La senda del plátano
Si funciona el plátano natural, ¿cómo quedará el plátano dulce deshidratado según nuestro exclusivo proceso? Si no lo has probado, te lo digo yo, delicioso. Después hicimos la prueba de añadirle canela espolvoreada. Y, como buenos mexicanos, el siguiente paso fue añadirle un toque picoso con chile. Tres presentaciones de plátano dulce que primero sorprenden y a continuación fascinan.
¡Disfruta con más fruta!
Viendo el éxito de nuestros plátanos quisimos seguir trayendo productos del campo de Tapachula como la nuez de la India y más fruta en presentaciones sorprendentes. Así que investigamos cómo deshidratar el mango Ataúlfo, llamados así por el Maestro Ataúlfo Morales Gordillo, en cuya propiedad crecieron los primeros árboles de esta variedad. Experimentamos con esta variedad de mango, apreciada internacionalmente y que cuenta con denominación de origen de México, y logramos una textura y sabor libre de aditivos y conservadores que nos diferencian de otras ofertas del mercado. Te los ofrecemos naturales y enchilados, si te va lo picosito.


Misión
Nuestra misión es ofrecer productos sabrosos, nutritivos y saludables y siempre estamos en la búsqueda de qué más ofrecer a nuestros clientes. Así encontramos a una familia de la Alcaldía de Xochimilco de la CDMX, que elaboran alegrías de amaranto y pepitorias con el mismo mimo y cuidado con los que nosotros elaboramos nuestros plátanos, sin sellos de advertencia. Los preparan según la receta tradicional heredada durante generaciones. Hoy son ya nuestros amigos. Creemos firmemente que hacer negocios va más allá del simple beneficio económico, es crear comunidad y buscar el bien común.
Visión
Nuestro futuro es ahora.
Estamos incorporando a nuestra familia de botanas un nuevo producto de Chiapas: el delicioso y exótico rambután. Un fruto que llegó a tierras mexicanas en los años 60s desde el sudeste asiático.

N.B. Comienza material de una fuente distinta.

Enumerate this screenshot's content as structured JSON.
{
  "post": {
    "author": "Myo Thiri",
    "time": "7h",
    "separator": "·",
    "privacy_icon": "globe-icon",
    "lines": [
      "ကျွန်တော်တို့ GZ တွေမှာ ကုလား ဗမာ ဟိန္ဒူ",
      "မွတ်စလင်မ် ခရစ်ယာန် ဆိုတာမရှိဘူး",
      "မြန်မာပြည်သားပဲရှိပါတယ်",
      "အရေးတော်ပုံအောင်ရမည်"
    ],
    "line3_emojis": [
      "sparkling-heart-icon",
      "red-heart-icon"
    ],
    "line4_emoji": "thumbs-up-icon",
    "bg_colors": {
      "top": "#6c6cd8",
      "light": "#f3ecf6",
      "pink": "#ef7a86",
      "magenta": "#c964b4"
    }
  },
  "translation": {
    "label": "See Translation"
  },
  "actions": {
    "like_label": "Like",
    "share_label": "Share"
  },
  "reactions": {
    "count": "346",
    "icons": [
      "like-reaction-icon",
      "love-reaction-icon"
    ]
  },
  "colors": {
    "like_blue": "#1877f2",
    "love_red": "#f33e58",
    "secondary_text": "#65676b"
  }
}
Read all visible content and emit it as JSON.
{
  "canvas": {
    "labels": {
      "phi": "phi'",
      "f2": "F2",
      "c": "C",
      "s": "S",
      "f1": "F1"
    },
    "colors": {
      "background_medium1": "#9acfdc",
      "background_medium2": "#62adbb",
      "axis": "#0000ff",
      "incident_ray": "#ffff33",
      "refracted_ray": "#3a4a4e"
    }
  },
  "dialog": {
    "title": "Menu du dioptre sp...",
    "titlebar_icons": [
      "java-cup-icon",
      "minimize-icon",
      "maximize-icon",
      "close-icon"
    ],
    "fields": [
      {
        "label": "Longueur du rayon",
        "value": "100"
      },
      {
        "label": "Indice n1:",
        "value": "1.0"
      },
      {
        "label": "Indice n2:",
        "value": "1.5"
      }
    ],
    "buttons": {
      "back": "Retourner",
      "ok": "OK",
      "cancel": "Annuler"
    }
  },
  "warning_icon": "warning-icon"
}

El primer árbol se sembró en el patio trasero de una casa de la Estación Experimental “Rosario Izapa” del Instituto Nacional de Investigaciones Agrícolas (INIA), actualmente INIFAP, en Tuxtla Chico, Chiapas, y se adaptó perfectamente. Y es que ¿a quién no le gusta México? En Anabotana lo hemos traido deshidratado y lo comercializamos en una presentación de gomitas naturales.


¿Qué sigue?
A Anabotana le guía la filosofía con la que nació: ofrecer botanas saludables, nutritivas, deliciosas y naturales, libres de conservantes, aditivos y de sal y azúcar añadidas. Los snacks tienen que ser comida de verdad y ayudar a cuidar de nuestra salud. Seguiremos innovando y cuidando de nuestro equipo, proveedores, del medio ambiente y, por supuesto, de ustedes, nuestros clientes. Seguiremos investigando para ofrecer nuevos productos deliciosos y sorprendentes para sus paladares.